Prove that
(A U B)∩(B U C)∩(C U A) = (A ∩ B)U(A ∩ C)U(B ∩ C)
I am so clueless on solving this... can anyone help me?
Consider what intersections you get when you apply the first distributive law that Zarathustra gave above to the left-hand side
(A ∪ B) ∩ (B ∪ C) ∩ (C ∪ A).
Each resulting intersection will have one set from each of the three sets of parentheses. Thus, there will be
A ∩ B ∩ C,
A ∩ B ∩ A,
A ∩ C ∩ C,
A ∩ C ∩ A,
and so on. Note that repetitions can be removed because X ∩ X = X for any set X.

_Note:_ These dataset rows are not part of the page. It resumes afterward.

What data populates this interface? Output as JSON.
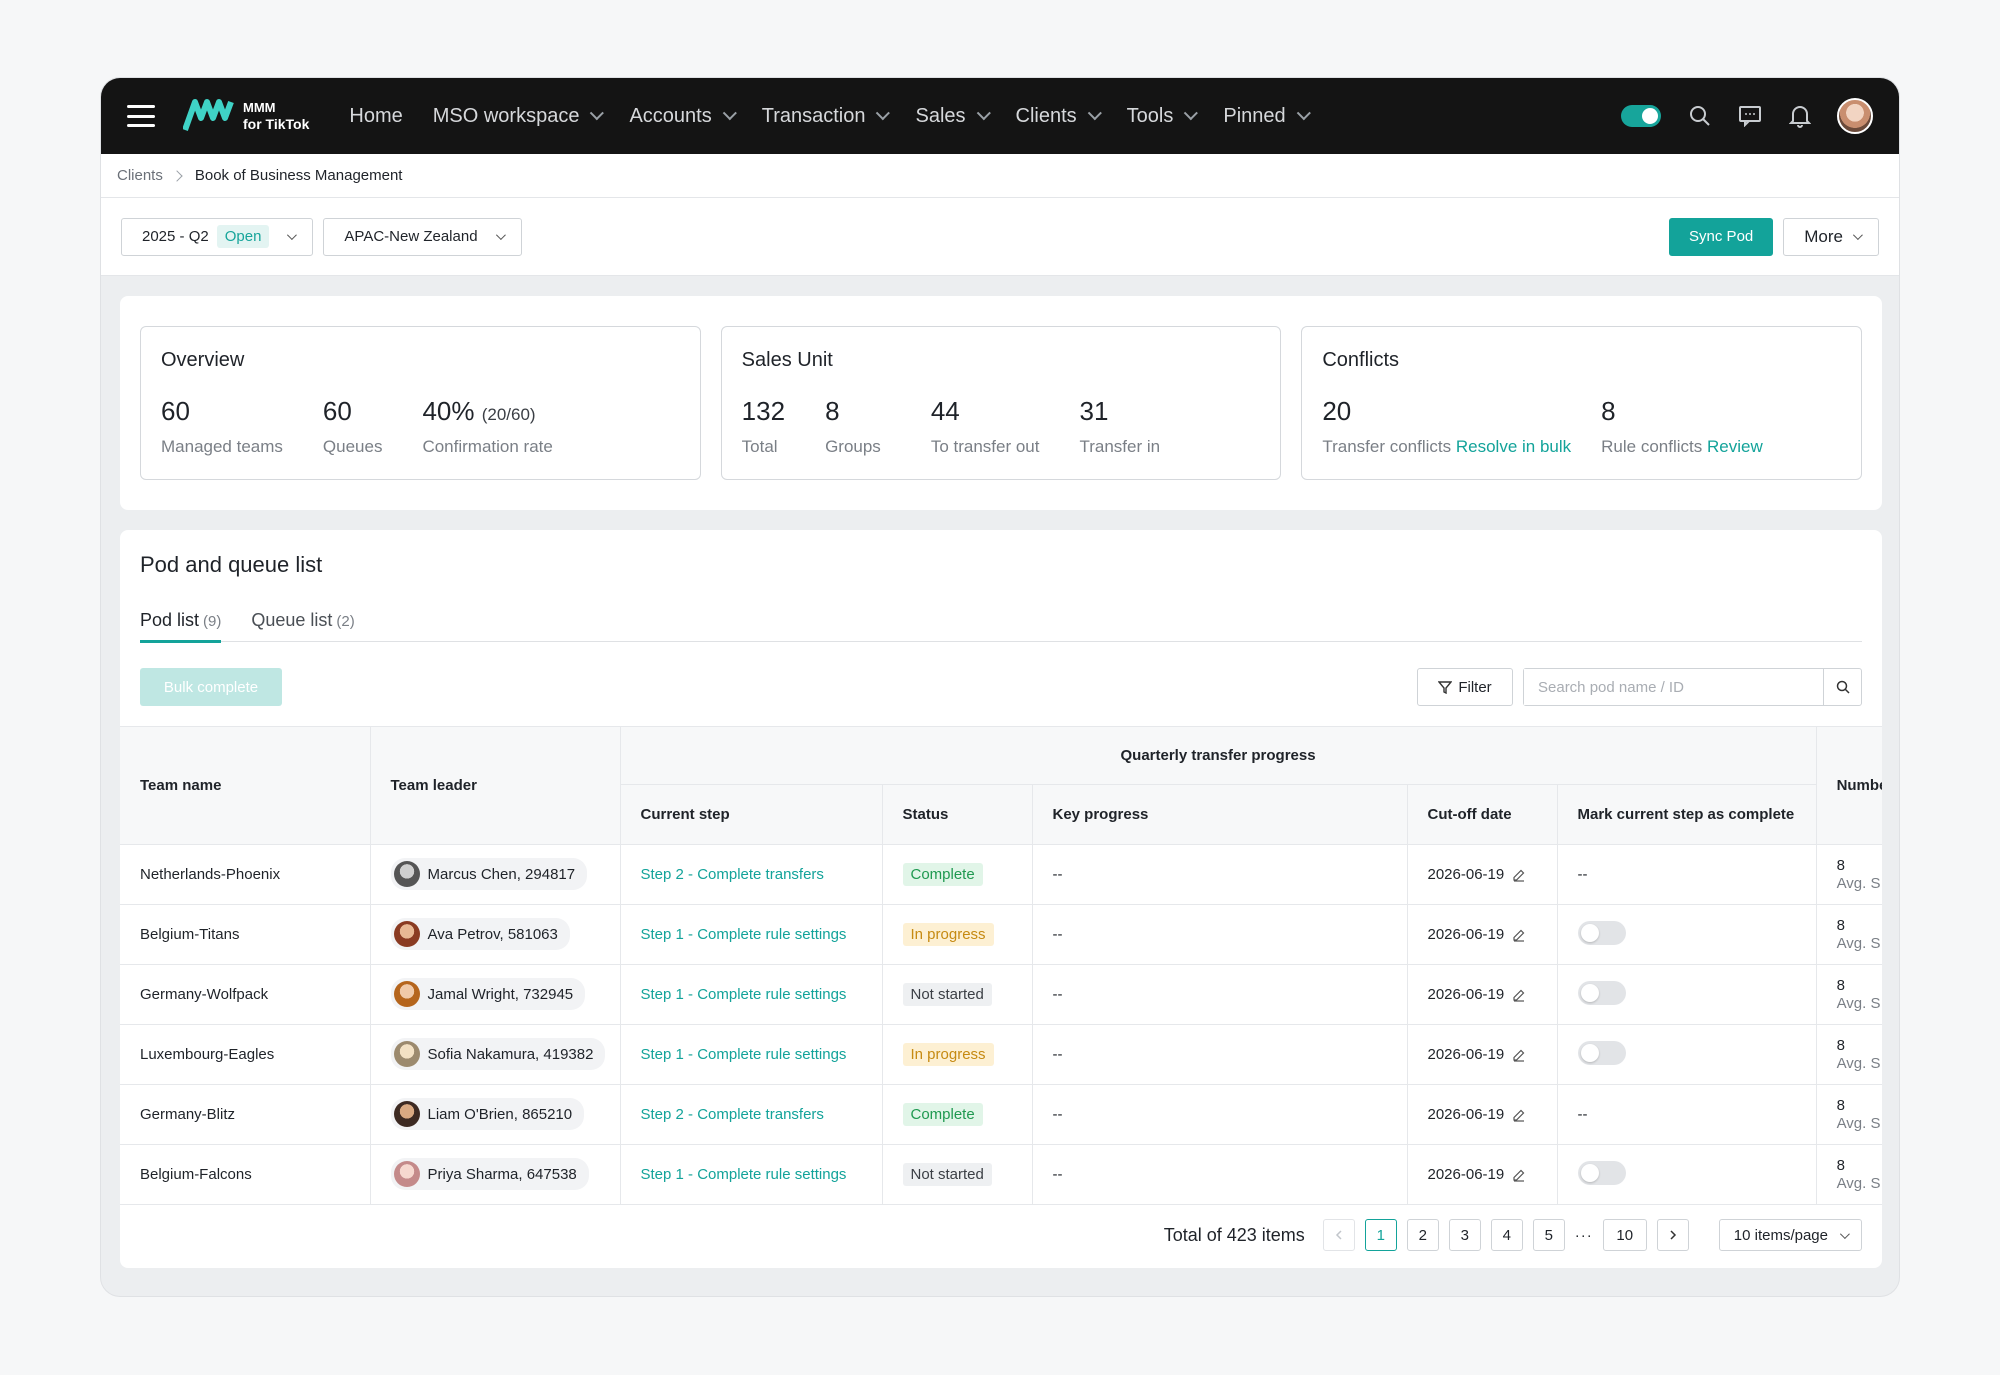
{
  "nav": {
    "logo_line1": "MMM",
    "logo_line2": "for TikTok",
    "items": [
      {
        "label": "Home",
        "has_dropdown": false
      },
      {
        "label": "MSO workspace",
        "has_dropdown": true
      },
      {
        "label": "Accounts",
        "has_dropdown": true
      },
      {
        "label": "Transaction",
        "has_dropdown": true
      },
      {
        "label": "Sales",
        "has_dropdown": true
      },
      {
        "label": "Clients",
        "has_dropdown": true
      },
      {
        "label": "Tools",
        "has_dropdown": true
      },
      {
        "label": "Pinned",
        "has_dropdown": true
      }
    ],
    "icons": [
      "toggle-switch",
      "search-icon",
      "message-icon",
      "bell-icon",
      "user-avatar"
    ]
  },
  "breadcrumb": {
    "parent": "Clients",
    "current": "Book of Business Management"
  },
  "filters": {
    "period": "2025 - Q2",
    "period_badge": "Open",
    "region": "APAC-New Zealand",
    "sync_label": "Sync Pod",
    "more_label": "More"
  },
  "overview": {
    "title": "Overview",
    "stats": [
      {
        "value": "60",
        "label": "Managed teams"
      },
      {
        "value": "60",
        "label": "Queues"
      },
      {
        "value": "40%",
        "sub": "(20/60)",
        "label": "Confirmation rate"
      }
    ]
  },
  "sales_unit": {
    "title": "Sales Unit",
    "stats": [
      {
        "value": "132",
        "label": "Total"
      },
      {
        "value": "8",
        "label": "Groups"
      },
      {
        "value": "44",
        "label": "To transfer out"
      },
      {
        "value": "31",
        "label": "Transfer in"
      }
    ]
  },
  "conflicts": {
    "title": "Conflicts",
    "stats": [
      {
        "value": "20",
        "label": "Transfer conflicts",
        "link": "Resolve in bulk"
      },
      {
        "value": "8",
        "label": "Rule conflicts",
        "link": "Review"
      }
    ]
  },
  "list": {
    "title": "Pod and queue list",
    "tabs": [
      {
        "label": "Pod list",
        "count": "(9)",
        "active": true
      },
      {
        "label": "Queue list",
        "count": "(2)",
        "active": false
      }
    ],
    "bulk_label": "Bulk complete",
    "filter_label": "Filter",
    "search_placeholder": "Search pod name / ID"
  },
  "table": {
    "group_header": "Quarterly transfer progress",
    "headers": {
      "team_name": "Team name",
      "team_leader": "Team leader",
      "current_step": "Current step",
      "status": "Status",
      "key_progress": "Key progress",
      "cutoff": "Cut-off date",
      "mark_complete": "Mark current step as complete",
      "number": "Number"
    },
    "rows": [
      {
        "team": "Netherlands-Phoenix",
        "leader": "Marcus Chen, 294817",
        "step": "Step 2 - Complete transfers",
        "status": "Complete",
        "status_type": "complete",
        "progress": "--",
        "cutoff": "2026-06-19",
        "mark": "--",
        "toggle": false,
        "num": "8",
        "num_sub": "Avg. S"
      },
      {
        "team": "Belgium-Titans",
        "leader": "Ava Petrov, 581063",
        "step": "Step 1 - Complete rule settings",
        "status": "In progress",
        "status_type": "progress",
        "progress": "--",
        "cutoff": "2026-06-19",
        "mark": "",
        "toggle": true,
        "num": "8",
        "num_sub": "Avg. S"
      },
      {
        "team": "Germany-Wolfpack",
        "leader": "Jamal Wright, 732945",
        "step": "Step 1 - Complete rule settings",
        "status": "Not started",
        "status_type": "notstarted",
        "progress": "--",
        "cutoff": "2026-06-19",
        "mark": "",
        "toggle": true,
        "num": "8",
        "num_sub": "Avg. S"
      },
      {
        "team": "Luxembourg-Eagles",
        "leader": "Sofia Nakamura, 419382",
        "step": "Step 1 - Complete rule settings",
        "status": "In progress",
        "status_type": "progress",
        "progress": "--",
        "cutoff": "2026-06-19",
        "mark": "",
        "toggle": true,
        "num": "8",
        "num_sub": "Avg. S"
      },
      {
        "team": "Germany-Blitz",
        "leader": "Liam O'Brien, 865210",
        "step": "Step 2 - Complete transfers",
        "status": "Complete",
        "status_type": "complete",
        "progress": "--",
        "cutoff": "2026-06-19",
        "mark": "--",
        "toggle": false,
        "num": "8",
        "num_sub": "Avg. S"
      },
      {
        "team": "Belgium-Falcons",
        "leader": "Priya Sharma, 647538",
        "step": "Step 1 - Complete rule settings",
        "status": "Not started",
        "status_type": "notstarted",
        "progress": "--",
        "cutoff": "2026-06-19",
        "mark": "",
        "toggle": true,
        "num": "8",
        "num_sub": "Avg. S"
      }
    ]
  },
  "pagination": {
    "total": "Total of 423 items",
    "pages": [
      "1",
      "2",
      "3",
      "4",
      "5"
    ],
    "ellipsis": "···",
    "last": "10",
    "current": "1",
    "per_page": "10 items/page"
  },
  "colors": {
    "accent": "#13a39a",
    "nav_bg": "#141414",
    "complete": "#1f9950",
    "in_progress": "#c68a12"
  }
}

Each intersection will have either two sets (A ∩ B or A ∩ C or B ∩ C) or all three sets (A ∩ B ∩ C). Also, each of A ∩ B, A ∩ C, and B ∩ C will be a part of the left-hand side. Finally, note that A ∩ B ∩ C ⊆ A ∩ B, and if X ⊆ Y, then X ∪ Y = Y, so A ∩ B ∩ C can be omitted from the final union.
All together, this implies that the left-hand side simplifies to (A ∩ B) ∪ (A ∩ C) ∪ (B ∩ C).

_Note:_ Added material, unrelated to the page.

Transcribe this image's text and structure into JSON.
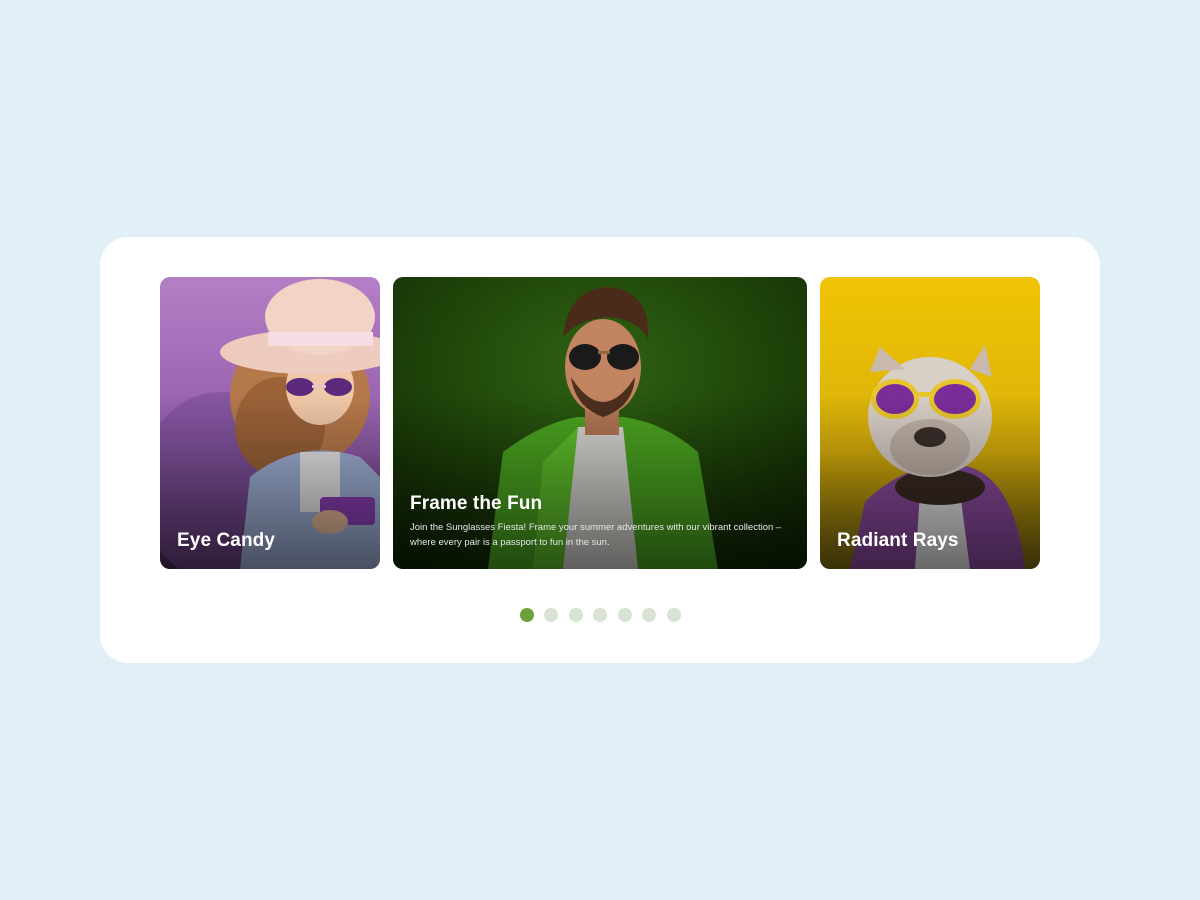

As I said above , I prefer a 'pick-a-point' proof.
Suppose that $\displaystyle t \in \left[ {(A \cup B) \cap (A \cup C) \cap (B \cup C)} \right]$
That means all of three are true:
$\displaystyle t \in (A \cup B)\; \Rightarrow \;t \in A \vee t \in B.~~\color{blue}[1]$
$\displaystyle t \in (A \cup C)\; \Rightarrow \;t \in A \vee t \in C.~~\color{blue}[2]$
$\displaystyle t \in (B \cup C)\; \Rightarrow \;t \in B \vee t \in C.~~\color{blue}[3]$
If $\displaystyle t\in A\cap B\cap C$ the clearly it is RHS.
So suppose that $\displaystyle t\notin A$. The by [1] & [2] we $\displaystyle t\in B\wedge t\in C$.
So it belongs to the RHS.
That is a sample of a different approach.